Abdlehakim Abdelhadi in this issue also applies Lean metrics to EDs. They use the TaktTime metric to fine tooth comb ED processes. The differences between two ED sub departments are staggering, which weren’t apparent until the TaktTime metrics were applied. It’s clear that the ED’s managers have serious process anomalies to address. However, the old maxim applies – you can’t change services without measuring first.

Sara Tolf et al. in this issue also take Lean methods one step further by introducing a more agile and flexible approach to service efficiency and effectiveness in an uncertain and changing health service. Some discussion in the paper is controversial; i.e. creating flexible healthcare workforces is a challenge; i.e. unlike a production line, health service managers can’t send healthcare staff home when bed occupancy and patient dependency/acuity fall. Calling in temporary staff (e.g. agency workers) is expensive and may be unpalatable. Nevertheless, having an expensive workforce working inefficiently can’t be ignored.

Screening to detect disease complications makes sense for several reasons: it improves the patient’s quality of life; a stitch-in-time (spotting disease and complications early) saves nine; and data are collected that contribute to research and development. But what happens if we’re faced with reluctant patients? Ibrahim Abdulhamid et al. in this issue describe the challenges when screening cystic fibrosis children at risk of developing diabetes mellitus. The low cystic fibrosis complication screening take-up rates will surprise readers. Analysing the screening process steps, the authors were able to identify the elements that are likely to cause screening no shows; e.g. expecting a fasting child to travel several hours to a testing service. Tracking children and multidisciplinary team working turned out to be an important factor, which when addressed markedly improved screening take-up rates.

The relationship between patient satisfaction and customer loyalty is a popular topic among our authors and readers. Understanding the relationship in private healthcare adds a new dimension. Although Rama Koteswara Rao Kondasani and Rajeev Kumar Panda’s paper in this issue probably doesn’t tell us much more about private healthcare, it does indicate the areas where public healthcare services may be falling down and those service elements that need improving if patient satisfaction and customer loyalty are to be improved.

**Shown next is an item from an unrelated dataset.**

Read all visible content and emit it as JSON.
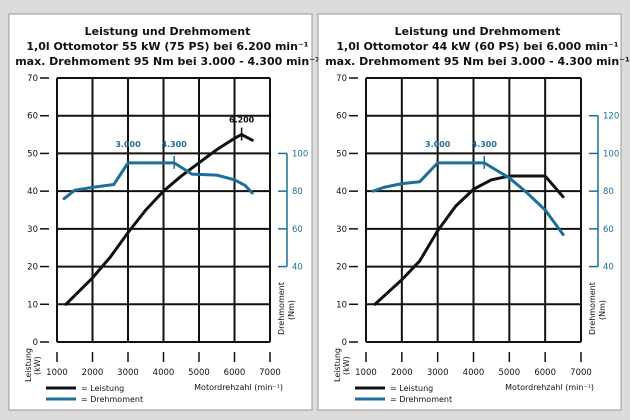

Patient complexity (usually measured using dependency and acuity scales) has a significant impact on health and social care professional workloads. Adjusting resources (e.g. staffing) to reflect rising and falling workloads is major challenge for healthcare managers. However, according to Mustafa Ozkaynak et al. in this issue, there seems to be theoretical and practical layer below simple dependency/acuity scores. The authors show that understanding these sub processes (qualitatively) may improve service efficiency and effectiveness without additional resources and possibly predicting clinic workloads.

The jury’s been out for some time deciding whether contracting out healthcare services improves healthcare efficiency and effectiveness. Contracting out administrative services and it benefits and weaknesses is regularly covered in IJHCQA, but rarely do we get paper that summarise studies into contracting out clinical services. In the issue, Fauziah Rabbani et al. methodically explore and evaluate contracting out maternal and new-born healthcare. The researchers’ balanced-scorecard based metrics unearthed many expected and a few unexpected differences between contracted-out and centrally administered maternal and new-born healthcare services in rural India. A major finding was the patients’ preferences for contracted-out services.

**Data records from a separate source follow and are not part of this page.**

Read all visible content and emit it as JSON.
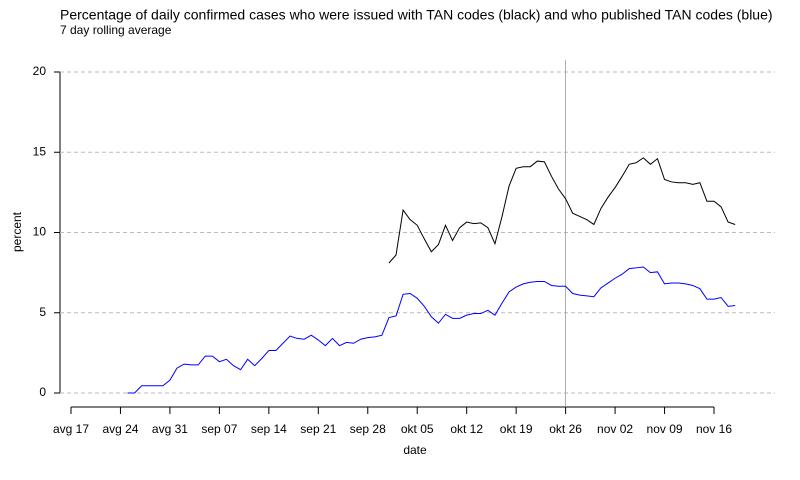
{
  "chart_data": {
    "type": "line",
    "title": "Percentage of daily confirmed cases who were issued with TAN codes (black) and who published TAN codes (blue)",
    "subtitle": "7 day rolling average",
    "x_label": "date",
    "y_label": "percent",
    "categories": [
      "avg 17",
      null,
      null,
      null,
      null,
      null,
      null,
      "avg 24",
      null,
      null,
      null,
      null,
      null,
      null,
      "avg 31",
      null,
      null,
      null,
      null,
      null,
      null,
      "sep 07",
      null,
      null,
      null,
      null,
      null,
      null,
      "sep 14",
      null,
      null,
      null,
      null,
      null,
      null,
      "sep 21",
      null,
      null,
      null,
      null,
      null,
      null,
      "sep 28",
      null,
      null,
      null,
      null,
      null,
      null,
      "okt 05",
      null,
      null,
      null,
      null,
      null,
      null,
      "okt 12",
      null,
      null,
      null,
      null,
      null,
      null,
      "okt 19",
      null,
      null,
      null,
      null,
      null,
      null,
      "okt 26",
      null,
      null,
      null,
      null,
      null,
      null,
      "nov 02",
      null,
      null,
      null,
      null,
      null,
      null,
      "nov 09",
      null,
      null,
      null,
      null,
      null,
      null,
      "nov 16",
      null,
      null,
      null
    ],
    "series": [
      {
        "color": "#000000",
        "values": [
          null,
          null,
          null,
          null,
          null,
          null,
          null,
          null,
          null,
          null,
          null,
          null,
          null,
          null,
          null,
          null,
          null,
          null,
          null,
          null,
          null,
          null,
          null,
          null,
          null,
          null,
          null,
          null,
          null,
          null,
          null,
          null,
          null,
          null,
          null,
          null,
          null,
          null,
          null,
          null,
          null,
          null,
          null,
          null,
          null,
          8.1,
          8.6,
          11.4,
          10.8,
          10.45,
          9.6,
          8.8,
          9.25,
          10.45,
          9.5,
          10.3,
          10.65,
          10.55,
          10.6,
          10.3,
          9.3,
          11.0,
          12.9,
          14.0,
          14.1,
          14.1,
          14.45,
          14.4,
          13.5,
          12.7,
          12.1,
          11.2,
          11.0,
          10.8,
          10.5,
          11.5,
          12.2,
          12.8,
          13.5,
          14.25,
          14.35,
          14.65,
          14.25,
          14.6,
          13.3,
          13.15,
          13.1,
          13.1,
          13.0,
          13.1,
          11.95,
          11.95,
          11.6,
          10.65,
          10.5
        ]
      },
      {
        "color": "#0000ff",
        "values": [
          null,
          null,
          null,
          null,
          null,
          null,
          null,
          null,
          0.0,
          0.0,
          0.45,
          0.45,
          0.45,
          0.45,
          0.8,
          1.55,
          1.8,
          1.75,
          1.75,
          2.3,
          2.3,
          1.95,
          2.1,
          1.7,
          1.45,
          2.1,
          1.7,
          2.15,
          2.65,
          2.65,
          3.1,
          3.55,
          3.4,
          3.35,
          3.6,
          3.3,
          2.95,
          3.4,
          2.95,
          3.15,
          3.1,
          3.35,
          3.45,
          3.5,
          3.6,
          4.7,
          4.8,
          6.15,
          6.2,
          5.9,
          5.4,
          4.75,
          4.35,
          4.9,
          4.65,
          4.65,
          4.85,
          4.95,
          4.95,
          5.15,
          4.85,
          5.6,
          6.3,
          6.6,
          6.8,
          6.9,
          6.95,
          6.95,
          6.7,
          6.65,
          6.65,
          6.2,
          6.1,
          6.05,
          6.0,
          6.55,
          6.85,
          7.15,
          7.4,
          7.75,
          7.8,
          7.85,
          7.5,
          7.55,
          6.8,
          6.85,
          6.85,
          6.8,
          6.7,
          6.5,
          5.85,
          5.85,
          5.95,
          5.4,
          5.45
        ]
      }
    ],
    "ylim": [
      0,
      20
    ],
    "yticks": [
      0,
      5,
      10,
      15,
      20
    ],
    "grid": true,
    "vline": "okt 26"
  }
}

If researchers expect their quality assessment instruments to be rolled out then they have a duty explain their instruments’ theoretical framework and psychometric properties. Menala Glarcher et al. may surprise readers in this issue about the extent to which quality assurance instruments meet these criteria. The instruments reviewed, claiming to measure nursing quality, conceptually, varied markedly and three measures fell down on not adequately reporting psychometric properties. The papers’ main value lies in its guidelines for critiquing instruments purporting to measure nursing quality from patient and nurse perspectives.